Which quantitative methods exist to identify a reasonable starting date of the time series in terms of quality of the prediction (i.e. minimum test error, low variance of the prediction)? Please refer to R packages when possible.
My attempts:
(i) A brute force approach could consist in repeating the fitting for any length of the time series of interest (e.g. 1y, 1y+1d, ..., 5y). Anyway, this approach is too expensive.
(ii) Perform stationarity tests (ADF, KPSS) to the time series of minimum allowed length and extend the length until the tests reject the stationarity. The problem of this approach are multiple: (a) extremely dependent to the confidence of the test (e.g. 95% or 80%). (b) stationarity tests are not able to identify change of regime that may occurs for long financial time series.

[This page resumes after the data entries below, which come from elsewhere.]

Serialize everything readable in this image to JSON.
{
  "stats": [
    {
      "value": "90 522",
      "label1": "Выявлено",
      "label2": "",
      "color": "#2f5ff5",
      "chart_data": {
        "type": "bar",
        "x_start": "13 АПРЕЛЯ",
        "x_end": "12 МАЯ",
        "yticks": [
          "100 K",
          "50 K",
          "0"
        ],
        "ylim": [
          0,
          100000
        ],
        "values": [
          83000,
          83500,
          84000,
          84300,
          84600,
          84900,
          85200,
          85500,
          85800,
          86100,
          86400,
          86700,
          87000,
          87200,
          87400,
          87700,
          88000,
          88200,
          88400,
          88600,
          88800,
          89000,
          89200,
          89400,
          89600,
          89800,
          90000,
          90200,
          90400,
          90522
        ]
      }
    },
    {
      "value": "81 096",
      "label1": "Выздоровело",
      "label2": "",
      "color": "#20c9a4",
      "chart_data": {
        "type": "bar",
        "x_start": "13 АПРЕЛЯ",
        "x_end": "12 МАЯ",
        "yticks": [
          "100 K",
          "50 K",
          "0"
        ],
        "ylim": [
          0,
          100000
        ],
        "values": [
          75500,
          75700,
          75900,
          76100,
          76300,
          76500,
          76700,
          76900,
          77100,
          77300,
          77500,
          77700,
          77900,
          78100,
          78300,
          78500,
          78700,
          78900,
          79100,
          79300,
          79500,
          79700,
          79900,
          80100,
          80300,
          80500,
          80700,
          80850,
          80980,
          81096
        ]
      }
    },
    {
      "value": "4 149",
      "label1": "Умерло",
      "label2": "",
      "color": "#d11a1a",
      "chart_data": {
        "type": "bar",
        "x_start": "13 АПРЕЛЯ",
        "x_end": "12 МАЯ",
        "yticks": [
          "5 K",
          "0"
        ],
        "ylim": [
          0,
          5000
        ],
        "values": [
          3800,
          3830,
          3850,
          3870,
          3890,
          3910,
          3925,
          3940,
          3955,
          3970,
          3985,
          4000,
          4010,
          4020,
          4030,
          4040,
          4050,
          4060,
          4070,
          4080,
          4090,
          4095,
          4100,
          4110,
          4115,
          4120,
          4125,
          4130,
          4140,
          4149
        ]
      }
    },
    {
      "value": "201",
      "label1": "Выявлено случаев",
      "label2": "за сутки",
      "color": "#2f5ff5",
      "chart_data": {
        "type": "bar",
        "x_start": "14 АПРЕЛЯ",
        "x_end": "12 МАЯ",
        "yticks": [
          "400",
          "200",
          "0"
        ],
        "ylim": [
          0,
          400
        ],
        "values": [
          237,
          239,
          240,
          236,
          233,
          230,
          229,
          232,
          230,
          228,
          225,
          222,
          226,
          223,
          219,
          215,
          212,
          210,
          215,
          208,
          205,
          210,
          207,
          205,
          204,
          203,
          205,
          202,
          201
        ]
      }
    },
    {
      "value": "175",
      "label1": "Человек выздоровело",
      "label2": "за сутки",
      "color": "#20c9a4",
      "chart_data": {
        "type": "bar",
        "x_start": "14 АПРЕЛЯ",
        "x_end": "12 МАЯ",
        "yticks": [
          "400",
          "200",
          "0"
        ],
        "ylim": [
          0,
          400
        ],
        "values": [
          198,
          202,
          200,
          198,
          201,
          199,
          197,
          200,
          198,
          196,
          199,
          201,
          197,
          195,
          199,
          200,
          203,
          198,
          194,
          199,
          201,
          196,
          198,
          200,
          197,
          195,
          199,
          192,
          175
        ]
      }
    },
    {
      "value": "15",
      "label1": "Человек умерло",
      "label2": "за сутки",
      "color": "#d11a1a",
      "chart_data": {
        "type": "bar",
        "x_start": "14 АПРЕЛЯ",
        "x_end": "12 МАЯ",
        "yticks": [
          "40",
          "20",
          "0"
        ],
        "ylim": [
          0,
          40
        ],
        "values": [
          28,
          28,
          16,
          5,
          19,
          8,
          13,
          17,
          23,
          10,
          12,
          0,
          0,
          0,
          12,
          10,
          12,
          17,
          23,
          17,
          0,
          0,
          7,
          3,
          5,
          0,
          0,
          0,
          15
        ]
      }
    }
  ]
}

Strictly related topic, but it doesn't provides automatic/quantitative procedures: Length of Time-Series for Forecasting Modeling
EDIT (2/Jul/2016): After further thoughts, I think that an optimal approach could be to follow the principle "the larger the dataset, the better". After all, a model that is highly dependent on the length of the time series I guess that it could be considered a "bad" model. Rather than focusing on the selection of an optimal length, one could focus on the identification of features that are able to work well under different regimes of the time series.